And when the light of truth begins to shine, the magic can begin. The stories that we’ve insisted on binding together into our personal tomes of carefully constructed reality can begin to restructure themselves. We get to do a rewrite, one that feels bold and empowering. We get to edit in a way that allows the distortions to dissipate and fade, to release and heal.

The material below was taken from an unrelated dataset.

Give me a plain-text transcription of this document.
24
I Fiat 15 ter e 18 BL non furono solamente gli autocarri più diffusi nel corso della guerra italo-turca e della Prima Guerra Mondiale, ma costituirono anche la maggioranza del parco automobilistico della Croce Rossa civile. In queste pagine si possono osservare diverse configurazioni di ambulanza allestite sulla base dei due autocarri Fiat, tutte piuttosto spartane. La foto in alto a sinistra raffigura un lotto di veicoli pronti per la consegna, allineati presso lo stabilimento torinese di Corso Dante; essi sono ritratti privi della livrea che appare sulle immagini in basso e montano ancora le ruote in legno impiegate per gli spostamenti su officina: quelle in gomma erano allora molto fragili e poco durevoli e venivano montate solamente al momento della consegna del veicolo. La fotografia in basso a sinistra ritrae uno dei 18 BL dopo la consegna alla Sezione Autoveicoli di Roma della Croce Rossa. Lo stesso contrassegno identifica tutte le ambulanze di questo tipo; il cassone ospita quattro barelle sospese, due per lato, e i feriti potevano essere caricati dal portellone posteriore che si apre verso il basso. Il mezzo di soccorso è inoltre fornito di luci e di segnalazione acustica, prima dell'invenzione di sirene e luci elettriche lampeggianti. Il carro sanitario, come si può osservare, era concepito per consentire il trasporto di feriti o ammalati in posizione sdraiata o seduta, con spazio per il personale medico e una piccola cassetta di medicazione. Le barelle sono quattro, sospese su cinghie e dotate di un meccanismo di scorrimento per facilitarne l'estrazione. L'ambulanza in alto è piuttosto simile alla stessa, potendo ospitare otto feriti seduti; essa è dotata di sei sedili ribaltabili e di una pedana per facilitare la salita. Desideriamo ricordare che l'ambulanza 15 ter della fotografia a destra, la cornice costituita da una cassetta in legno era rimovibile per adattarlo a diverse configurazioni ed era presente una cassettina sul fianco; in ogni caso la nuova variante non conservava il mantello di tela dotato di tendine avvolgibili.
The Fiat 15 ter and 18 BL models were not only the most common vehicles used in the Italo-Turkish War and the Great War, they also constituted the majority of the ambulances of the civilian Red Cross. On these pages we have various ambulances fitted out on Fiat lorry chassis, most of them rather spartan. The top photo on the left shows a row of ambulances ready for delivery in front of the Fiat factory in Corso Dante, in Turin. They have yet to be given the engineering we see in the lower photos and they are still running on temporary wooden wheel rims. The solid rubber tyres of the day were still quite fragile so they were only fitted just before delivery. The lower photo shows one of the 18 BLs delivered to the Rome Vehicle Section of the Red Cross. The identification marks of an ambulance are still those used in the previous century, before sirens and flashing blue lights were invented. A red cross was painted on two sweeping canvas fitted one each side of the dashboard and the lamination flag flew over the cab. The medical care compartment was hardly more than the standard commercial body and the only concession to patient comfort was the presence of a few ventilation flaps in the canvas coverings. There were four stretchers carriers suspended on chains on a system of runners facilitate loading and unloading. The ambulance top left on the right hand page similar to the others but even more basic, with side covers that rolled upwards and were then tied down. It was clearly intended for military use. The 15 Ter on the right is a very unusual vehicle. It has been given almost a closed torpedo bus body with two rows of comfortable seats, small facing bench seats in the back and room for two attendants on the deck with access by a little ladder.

That’s when the stuff that isn’t true loses its hold on us. When our genuine essence begins to glow, its embers burn away the untruths that limited us and held us back from expressing who we truly are. It allows us to shine and that light helps us to find our way. We begin the journey to feeling and being whole. This can be our greatest triumph and our greatest gift. It is a miracle, a shift in perception that returns us to our true self.

Divorcing the Voice

I remember when I woke up, that sensation of feeling like I was falling down into my skin. For me, it happened not long after sobriety, and it was like a veil was simultaneously lifting as my body expanded outward in a way that allowed me to feel my skin for the first time.

It tingled and I think my feet touched the ground for the first time in my life. I don’t remember if I laughed or if I cried, and most likely it was both. I do know that it was overwhelming in the sweetest way imaginable. I actually liked the way it felt, even and in spite of the fact that I didn’t know what to do with it.